AT&T Calls T-Mobile Deal Good For Consumers

Telecom company challenges DOJ lawsuit, says acquisition will produce better service and lower prices.

Ed Hansberry, Contributor

September 11, 2011

3 Min Read

Last month, the Department of Justice filed a suit to halt AT&T's acquisition of T-Mobile. The DOJ claims that innovation and competition would be hindered by the deal and consumers would suffer from higher prices and lower quality. The deal would leave the U.S. market with two top tier carriers, AT&T and Verizon. AT&T responded to the DOJ's complaint with a filing Friday arguing that isn't a problem.

Right now AT&T and Verizon are the big boys on the block, but there is sufficient competition from T-Mobile and Sprint that there are considered to be four major players. If T-Mobile is swallowed, AT&T becomes massive and Verizon isn't far behind. Sprint, on the other hand, is a distant third--very distant.

AT&T is taking the position that the DOJ is overlooking efficiencies that the merger would make and is misreading the true competitive situation among cellular carriers. FierceWireless has AT&T's entire filing. In contrast to the DOJ's claims about pricing, quality, and competition, AT&T states:

"The combination of T-Mobile and AT&T is good for consumers. Integrating the two networks will free up spectrum and create substantial new capacity to meet the spectacular growth in demand resulting from an increasingly online world. The new network will be more than the sum of its parts: as a result of engineering efficiencies enabled by the transaction, the combined capacity of the new firm will be significantly greater than what the two companies could do separately. That means increased output, higher quality service, fewer dropped calls, and lower prices to consumers than without the merger."
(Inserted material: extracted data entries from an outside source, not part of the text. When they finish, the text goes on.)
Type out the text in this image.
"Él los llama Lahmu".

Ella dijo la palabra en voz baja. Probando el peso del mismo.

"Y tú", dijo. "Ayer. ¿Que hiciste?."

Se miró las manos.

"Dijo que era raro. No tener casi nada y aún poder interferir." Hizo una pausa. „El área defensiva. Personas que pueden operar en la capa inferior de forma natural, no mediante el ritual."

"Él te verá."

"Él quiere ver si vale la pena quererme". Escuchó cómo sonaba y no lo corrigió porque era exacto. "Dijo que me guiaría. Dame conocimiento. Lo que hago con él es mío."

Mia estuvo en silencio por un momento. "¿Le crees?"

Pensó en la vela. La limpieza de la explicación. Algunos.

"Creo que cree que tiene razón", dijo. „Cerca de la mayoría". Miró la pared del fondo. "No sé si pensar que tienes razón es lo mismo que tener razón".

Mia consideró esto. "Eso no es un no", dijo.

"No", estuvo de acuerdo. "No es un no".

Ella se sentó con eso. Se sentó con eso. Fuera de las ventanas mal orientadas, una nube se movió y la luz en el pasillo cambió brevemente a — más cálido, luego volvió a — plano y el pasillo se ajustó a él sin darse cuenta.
Some of that makes sense. If you combined the two networks and got everything on the same set of frequencies, you get a larger network footprint and thus a better experience, both for voice and data. I am not sure how that directly translates to lower prices though. I see how it translates to lower operating costs for AT&T, but lower prices? More often than not, companies take lower cost structures and either boost their bottom line, or cut pricing to gain share at the expense of competition. Either way, the DOJ has a valid argument.

Regarding competition, AT&T said: "Rather than substantially reducing competition, the combined firm will usher in more intense competition to an already vibrantly competitive market."

Well, AT&T has a bit more of a sales job on that one. The reason competition would get more intense is the new larger AT&T would leapfrog everyone else, able to provide coverage and capabilities only Verizon could hope to match. Sprint would try, but honestly would have no chance to compete at that level, any more than a regional carrier could realistically compete with the national carriers.

Experts give this deal a less than 25% chance of going through now that the DOJ has weighed in against it. I don't think AT&T's latest argument will do much to sway opinions.